“I Beseech You …”

Paul’s thankfulness for God’s mercies, his awe of the depth of riches of God’s wisdom are his conclusion from his discussion of Israel; her present sate and future expectation. Three chapters have been devoted to this thorough exploration of these two things and now it is concluded. Eight chapters have been spent in establishing and developing the theme of the letter “the gospel is the power of God unto salvation to everyone that believeth; to the Jew first and also to the Greek” (Rom. 1:16). Then, three chapters deal with how that theme applied to fleshly Israel, God’s once chosen nation. That ended, practical advise was needed and thus given to all Christians for fitting behavior required of them to illustrate how Christians were to live in various aspects of life and constitutes the remaining chapters in this letter. Thus he wrote: “I beseech ye, therefore brethren by the mercies of God to present your bodies a living sacrifice, holy, acceptable to God, which is your spiritual service. And be not fashioned according to this world, but be ye transformed by the renewing of your minds, that ye may prove what is the good and perfect and acceptable will of God” (Rom. 12:1f).

Paul’s appeal to these brethren follows a common form of his. He had right to command Philemon of that which was fitting but he would not so command. He rather would appeal (beseech) him on the basis of his age, “Paul the aged” (Phile. 8f). He could have commanded Ephesians to walk worthily of their calling but he chose rather to “beseech” them by the fact he was a prisoner of the Lord on their behalf and of the behalf of all other Gentile Christians (Eph. 4:1; 3:1). So, to the Romans, those upon whom God had shed abundant mercy, he besought them by those mercies given so freely by God. “God hath shut up all unto disobedience.” He had judged all to be sinners and to have come short of the glory of God (Rom. 11:32; 3:23). God had, without respect, shut up all unto disobedience, that he might have mercy upon all. And that mercy had been tasted by the Roman Christians. Therefore, because of the riches of God’s mercy and love, grateful forgiven sinners should gladly yield themselves to God’s overtures, counting nothing they were called upon to do, too great a price to pay in view of what God had done for them.

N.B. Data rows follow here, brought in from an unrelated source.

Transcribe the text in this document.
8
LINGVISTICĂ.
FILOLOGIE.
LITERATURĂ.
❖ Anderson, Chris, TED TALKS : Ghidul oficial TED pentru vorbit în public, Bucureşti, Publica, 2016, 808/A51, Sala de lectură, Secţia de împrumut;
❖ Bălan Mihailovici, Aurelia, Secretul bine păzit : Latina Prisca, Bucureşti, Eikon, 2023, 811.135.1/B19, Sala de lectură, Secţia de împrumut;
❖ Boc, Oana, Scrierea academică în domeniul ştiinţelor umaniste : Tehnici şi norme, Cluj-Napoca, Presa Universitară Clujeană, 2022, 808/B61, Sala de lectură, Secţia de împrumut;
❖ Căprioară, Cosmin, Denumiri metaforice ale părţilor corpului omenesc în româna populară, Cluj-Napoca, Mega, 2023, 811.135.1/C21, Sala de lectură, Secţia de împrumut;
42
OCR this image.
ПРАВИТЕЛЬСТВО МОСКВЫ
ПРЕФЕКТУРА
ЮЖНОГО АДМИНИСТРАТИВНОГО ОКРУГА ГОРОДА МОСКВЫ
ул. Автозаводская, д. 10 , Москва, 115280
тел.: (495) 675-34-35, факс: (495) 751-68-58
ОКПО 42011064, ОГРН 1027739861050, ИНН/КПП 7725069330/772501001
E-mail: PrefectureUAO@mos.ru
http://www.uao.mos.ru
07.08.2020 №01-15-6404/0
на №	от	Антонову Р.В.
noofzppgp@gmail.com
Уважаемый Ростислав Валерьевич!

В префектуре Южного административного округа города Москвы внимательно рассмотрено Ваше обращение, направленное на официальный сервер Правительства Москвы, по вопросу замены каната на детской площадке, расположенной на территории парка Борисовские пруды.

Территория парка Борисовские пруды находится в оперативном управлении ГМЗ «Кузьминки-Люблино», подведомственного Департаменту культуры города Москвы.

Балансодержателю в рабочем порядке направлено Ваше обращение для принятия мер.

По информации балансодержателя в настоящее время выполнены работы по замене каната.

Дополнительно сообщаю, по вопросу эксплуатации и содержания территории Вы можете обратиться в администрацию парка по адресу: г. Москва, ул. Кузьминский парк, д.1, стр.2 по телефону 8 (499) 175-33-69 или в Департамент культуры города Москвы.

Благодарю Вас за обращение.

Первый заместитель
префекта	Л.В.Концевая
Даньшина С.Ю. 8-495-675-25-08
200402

Thus, “Present your bodies a living sacrifice, holy acceptable to God.” It is not the gift of some dead animal or gold or silver that God desires as our gift to Him: it is our own bodies for which He asks. To be useful in His service our bodies must be holy, set apart from worldly things. Only on the basis our body is holy is it acceptable to him. The function of a priest is here implied, which function is taught by other writers as well, including Peter who wrote, “Ye are an elect race, a royal priesthood.” The Lord used many figures to portray Christians. We are priests; our body the sacrifice we offer. On the other hand, Paul describes our body as a temple of God in which the Holy Spirit dwells (1 Cor. 6:19f). Each figure emphasizes the holiness of life which Christians must manifest which holiness is further emphasized as Paul said: “And be not fashioned according to this world, but be ye transformed.”

A change of life is necessary if our body is the kind of sacrifice God will accept. God’s clarion call is “Come out from among and be separate, and touch not the unclean thing …” (2 Cor. 6:17). This transformation from worldliness to godliness is accomplished through the “renewing” of our minds. We must have a “make-over” in our heart. Out of gratitude for God’s mercies, we no longer love the world and the things therein: we rather hate the world and the garments spotted by the flesh. A question appropriate for each of us is: Are we truly striving to do what the apostle has besought us to do?